At some point, he became a member of the JRA, a radical Marxist terror group that conducted many hijackings and terrorist attacks during the 1970s. Realizing the difficulty of fomenting a Communist revolution in Japan, a large number of the group's members, led by Fusako Shigenobu, left that country in 1971 and moved to Lebanon. There they became protégés of the Popular Front for the Liberation of Palestine (PFLP), a Middle Eastern Marxist group that was affiliated with many Western terrorists groups during the 1970s. Kikumura may have been trained in the manufacture and use of explosives at a PFLP training camp during this time.

In April 1986 the U.S. government bombed Libya in retaliation for Colonel Muammar el Qaddafi's role in the La Belle disco bombing in West Berlin, in which an American serviceman was killed. In response, the JRA planned a campaign of reprisals against U.S. targets. In May 1986, Kikumura was arrested in Amsterdam, after airport security discovered more than a kilogram of plastic explosives and several detonators concealed in his luggage. After Kikumura spent four months in prison, a Dutch judge ruled that the search of his luggage had been conducted illegally, and he was freed and deported to Japan. Kikumura traveled extensively on a false passport during the next year. He left Madrid, Spain, days after a cache of bombs believed to be intended for the U.S. embassy was discovered, but no connection between Kikumura and the Madrid bombs could be proved.

On March 8, 1988, Kikumura entered the United States. He spent the next several weeks crisscrossing the country collecting bomb materials. On April 12, a New Jersey state trooper searched Kikumura's car while he was parked at a rest stop. Three bombs, consisting of shrapnel and gunpowder encased in fire extinguishers, were discovered, along with bomb-making materials and maps of New York City, including the subway system.

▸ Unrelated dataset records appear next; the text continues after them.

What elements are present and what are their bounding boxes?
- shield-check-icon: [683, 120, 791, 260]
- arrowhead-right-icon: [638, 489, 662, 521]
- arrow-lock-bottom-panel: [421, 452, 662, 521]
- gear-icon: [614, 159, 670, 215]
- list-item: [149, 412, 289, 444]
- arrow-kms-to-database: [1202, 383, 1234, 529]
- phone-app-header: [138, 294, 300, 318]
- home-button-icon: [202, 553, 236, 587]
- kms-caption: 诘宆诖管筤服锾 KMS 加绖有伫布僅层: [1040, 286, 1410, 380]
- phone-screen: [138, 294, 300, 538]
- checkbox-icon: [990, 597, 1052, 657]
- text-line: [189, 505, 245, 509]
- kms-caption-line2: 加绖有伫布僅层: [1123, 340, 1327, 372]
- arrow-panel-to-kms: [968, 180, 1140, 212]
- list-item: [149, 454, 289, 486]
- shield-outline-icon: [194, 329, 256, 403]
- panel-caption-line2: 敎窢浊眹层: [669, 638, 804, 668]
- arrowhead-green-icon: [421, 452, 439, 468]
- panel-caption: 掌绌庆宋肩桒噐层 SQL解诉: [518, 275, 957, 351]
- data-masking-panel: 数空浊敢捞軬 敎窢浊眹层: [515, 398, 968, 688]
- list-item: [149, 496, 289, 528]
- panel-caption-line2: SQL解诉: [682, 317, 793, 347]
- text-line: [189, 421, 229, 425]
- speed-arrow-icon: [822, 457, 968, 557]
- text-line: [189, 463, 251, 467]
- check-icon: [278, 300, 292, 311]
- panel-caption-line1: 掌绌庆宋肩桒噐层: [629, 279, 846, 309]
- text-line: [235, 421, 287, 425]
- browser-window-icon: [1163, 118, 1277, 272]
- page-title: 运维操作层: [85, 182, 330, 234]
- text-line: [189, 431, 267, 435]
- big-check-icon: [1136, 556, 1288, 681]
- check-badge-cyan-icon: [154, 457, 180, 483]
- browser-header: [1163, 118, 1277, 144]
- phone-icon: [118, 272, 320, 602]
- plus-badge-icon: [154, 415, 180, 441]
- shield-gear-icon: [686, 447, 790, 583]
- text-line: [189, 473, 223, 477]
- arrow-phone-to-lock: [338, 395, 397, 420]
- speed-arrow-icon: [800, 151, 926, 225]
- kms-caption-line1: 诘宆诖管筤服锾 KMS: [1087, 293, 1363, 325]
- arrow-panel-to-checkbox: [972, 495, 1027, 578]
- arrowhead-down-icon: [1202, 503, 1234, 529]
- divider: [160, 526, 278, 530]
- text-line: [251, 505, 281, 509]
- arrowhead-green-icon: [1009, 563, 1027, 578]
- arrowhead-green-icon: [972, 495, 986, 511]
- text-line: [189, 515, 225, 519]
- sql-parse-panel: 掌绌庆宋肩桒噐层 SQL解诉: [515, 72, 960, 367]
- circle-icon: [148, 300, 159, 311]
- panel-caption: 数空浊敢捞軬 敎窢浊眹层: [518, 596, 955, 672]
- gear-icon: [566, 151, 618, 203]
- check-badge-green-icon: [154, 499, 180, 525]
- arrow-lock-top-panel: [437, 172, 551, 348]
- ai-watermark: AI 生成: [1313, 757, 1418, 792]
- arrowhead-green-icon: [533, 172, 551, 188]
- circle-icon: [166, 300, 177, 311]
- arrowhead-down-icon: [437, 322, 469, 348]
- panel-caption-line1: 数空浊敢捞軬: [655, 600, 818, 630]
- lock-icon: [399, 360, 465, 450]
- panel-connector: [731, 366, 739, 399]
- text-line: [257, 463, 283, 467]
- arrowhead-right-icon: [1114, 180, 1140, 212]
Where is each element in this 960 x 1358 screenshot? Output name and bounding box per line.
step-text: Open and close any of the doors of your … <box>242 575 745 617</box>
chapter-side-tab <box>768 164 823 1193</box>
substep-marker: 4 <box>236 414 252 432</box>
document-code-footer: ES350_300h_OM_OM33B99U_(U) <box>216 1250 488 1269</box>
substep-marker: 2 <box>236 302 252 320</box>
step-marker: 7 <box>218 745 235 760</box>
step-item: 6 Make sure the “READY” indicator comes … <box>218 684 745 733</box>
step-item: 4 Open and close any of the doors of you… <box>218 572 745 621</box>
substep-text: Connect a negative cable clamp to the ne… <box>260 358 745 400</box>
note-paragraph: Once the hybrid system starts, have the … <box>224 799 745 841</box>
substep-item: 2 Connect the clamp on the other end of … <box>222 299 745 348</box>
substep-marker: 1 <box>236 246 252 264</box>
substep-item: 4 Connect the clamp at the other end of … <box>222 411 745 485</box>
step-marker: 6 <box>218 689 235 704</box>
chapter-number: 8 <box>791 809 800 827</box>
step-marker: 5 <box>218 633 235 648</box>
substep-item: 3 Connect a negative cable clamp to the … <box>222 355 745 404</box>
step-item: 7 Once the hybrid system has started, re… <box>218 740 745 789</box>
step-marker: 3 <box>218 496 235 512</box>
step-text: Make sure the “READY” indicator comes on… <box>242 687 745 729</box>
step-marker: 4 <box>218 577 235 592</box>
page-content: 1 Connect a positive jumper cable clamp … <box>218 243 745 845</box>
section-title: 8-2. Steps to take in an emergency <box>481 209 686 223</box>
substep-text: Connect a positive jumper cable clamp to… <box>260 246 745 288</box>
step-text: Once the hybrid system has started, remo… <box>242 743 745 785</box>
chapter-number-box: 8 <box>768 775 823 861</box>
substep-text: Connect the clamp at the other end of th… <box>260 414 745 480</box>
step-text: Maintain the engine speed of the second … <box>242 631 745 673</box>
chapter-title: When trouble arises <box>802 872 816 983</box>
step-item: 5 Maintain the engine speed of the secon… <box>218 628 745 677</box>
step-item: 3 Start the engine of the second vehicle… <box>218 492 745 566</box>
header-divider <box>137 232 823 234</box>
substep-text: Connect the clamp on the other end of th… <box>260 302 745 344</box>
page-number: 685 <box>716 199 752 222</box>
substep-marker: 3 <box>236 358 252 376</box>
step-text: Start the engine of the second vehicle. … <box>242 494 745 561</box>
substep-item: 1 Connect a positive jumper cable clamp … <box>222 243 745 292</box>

Two days later, on the anniversary of the Libyan bombings, a USO canteen in Naples, Italy, was bombed by the JRA. Kikumura's thwarted attack may have been planned to coincide with the Naples bombing. An ambiguous mark on one of his maps led investigators to believe that he intended to bomb a naval recruitment office in Manhattan. In February 1989, Kikumura was tried in the United States and sentenced to 30 years in prison for terrorist activities. In 1991 this sentence was reduced to 21 years and 10 months.